I’m currently unemployed. I started working part-time last year as a teacher which means I no longer get paid in the summer. However, I chose not to find summer work so I could focus on my writing and non-profit. The dream chasing part of this plan is fulfilling and admirable, but the financial reality can be sobering. For me, it’s a test of faith and a shaping of discipline. It also has me wavering between thoughts of “You’re on the right track,” and “You need to be doing more.”
If I’m honest, the subtle whisper of “You should be doing more,” is a voice that’s all too familiar. It’s often accompanied by “what’s next” or “look at this person.” There’s this internal drive to crush goals that has also created an inability to be content. We, often as hard-working Black women, become so absorbed in getting EVERYTHING done, that we don’t always enjoy the fruits of our own labor. We’ve normalized the pursuit of a goal so much that enjoying the acquisition of it is a fleeting moment.
A friend said to me the other week, “There’s a difference between contentment and complacency.” That’s such a powerful statement I have to repeat it.
“There’s a difference between contentment and complacency.”
I feel like I can “drop the mic” here and let that simmer, but I won’t do that to y’all. Shortly after hearing this, I started a plan on the “You Version” Bible app called “Finding Rest in a Busy World” (Aren’t y’all proud of me for practicing what I preach?) The 9-day plan unpacks the story of Mary and Martha, two sisters who hosted Jesus and his disciples when they came into town. While Jesus was speaking, Martha was in the kitchen preparing and hosting whereas Mary sat by Jesus’ feet and enjoyed his company.
I'm Martha. As the story continues, Martha gets mad with Mary and asks Jesus to send her in the kitchen to help, but he instead, responds by saying, “Martha, Martha thou art anxious and troubled about many things.” I’m not sure about y’all, but that statement could not be MORE TRUE about me! Having everything worked out makes me anxious. Making sure life goes according to plan “troubles” me often. In this story Martha was so obsessed with preparing for the moment, she never stopped to ENJOY it. She felt like she and her sister (note the projection) needed to be doing more.

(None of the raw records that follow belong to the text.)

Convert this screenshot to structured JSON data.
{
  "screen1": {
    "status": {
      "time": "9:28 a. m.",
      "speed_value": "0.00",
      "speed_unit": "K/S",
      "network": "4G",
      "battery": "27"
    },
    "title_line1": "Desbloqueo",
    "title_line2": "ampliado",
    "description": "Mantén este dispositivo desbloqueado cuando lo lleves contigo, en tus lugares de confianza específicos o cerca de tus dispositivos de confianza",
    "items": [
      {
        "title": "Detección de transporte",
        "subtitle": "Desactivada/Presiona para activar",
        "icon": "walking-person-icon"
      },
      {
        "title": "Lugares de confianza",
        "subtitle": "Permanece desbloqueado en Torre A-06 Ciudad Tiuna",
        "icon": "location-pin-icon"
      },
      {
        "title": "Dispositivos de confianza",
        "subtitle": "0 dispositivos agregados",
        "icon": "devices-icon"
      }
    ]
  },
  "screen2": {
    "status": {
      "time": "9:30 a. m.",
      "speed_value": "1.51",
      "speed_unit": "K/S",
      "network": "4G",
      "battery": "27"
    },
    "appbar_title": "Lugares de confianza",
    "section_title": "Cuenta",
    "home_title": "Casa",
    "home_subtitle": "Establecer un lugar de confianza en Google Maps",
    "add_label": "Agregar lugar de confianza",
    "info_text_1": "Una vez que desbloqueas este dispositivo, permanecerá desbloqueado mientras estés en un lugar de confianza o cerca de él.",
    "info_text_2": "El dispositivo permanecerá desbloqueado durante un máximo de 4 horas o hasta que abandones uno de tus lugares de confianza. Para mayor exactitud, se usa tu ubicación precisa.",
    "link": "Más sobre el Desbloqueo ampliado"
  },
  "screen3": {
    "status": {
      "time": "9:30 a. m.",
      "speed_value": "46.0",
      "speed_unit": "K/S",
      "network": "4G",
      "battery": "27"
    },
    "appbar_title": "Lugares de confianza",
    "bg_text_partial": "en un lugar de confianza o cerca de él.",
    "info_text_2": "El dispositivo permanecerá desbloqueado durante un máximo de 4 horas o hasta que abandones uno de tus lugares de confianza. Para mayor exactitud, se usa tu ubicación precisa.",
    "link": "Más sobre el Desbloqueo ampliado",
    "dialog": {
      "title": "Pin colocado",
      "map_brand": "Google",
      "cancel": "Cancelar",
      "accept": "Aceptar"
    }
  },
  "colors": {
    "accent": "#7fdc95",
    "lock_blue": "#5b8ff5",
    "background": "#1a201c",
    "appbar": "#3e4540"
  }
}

Going back to the quote, contentment is being satisfied, happy, and in a place of gratitude and enjoyment. Right now, I HAVE NO IDEA how my writing and non-profit will ultimately replace my income. But, when I look back at what I’ve written, hear feedback from people who are impacted by my work, and see the personal and professional growth I’ve made over the past few years, I sometimes am surprised at how small I view those MAJOR accomplishments. Like Martha, I’ve MISSED the moment all too often because I overcast it with “You should be doing more.”
Now that I am taking time to slow down (a bit), I’m learning to find places to be grateful for exactly where I am. I am fortunate enough to have the financial discipline and stability to take a summer to work on my dream. Through this, I have the divine opportunity to touch lives. I can’t miss THIS moment, looking at the next one. It’s not fair to the people who need me now. I have lessons I need to learn right where I am, and I don’t want to miss out.
My prayer is that more of us have the peace of knowing we are on the right track. Take some time today to enjoy what you have and have done up to this point. You deserve it!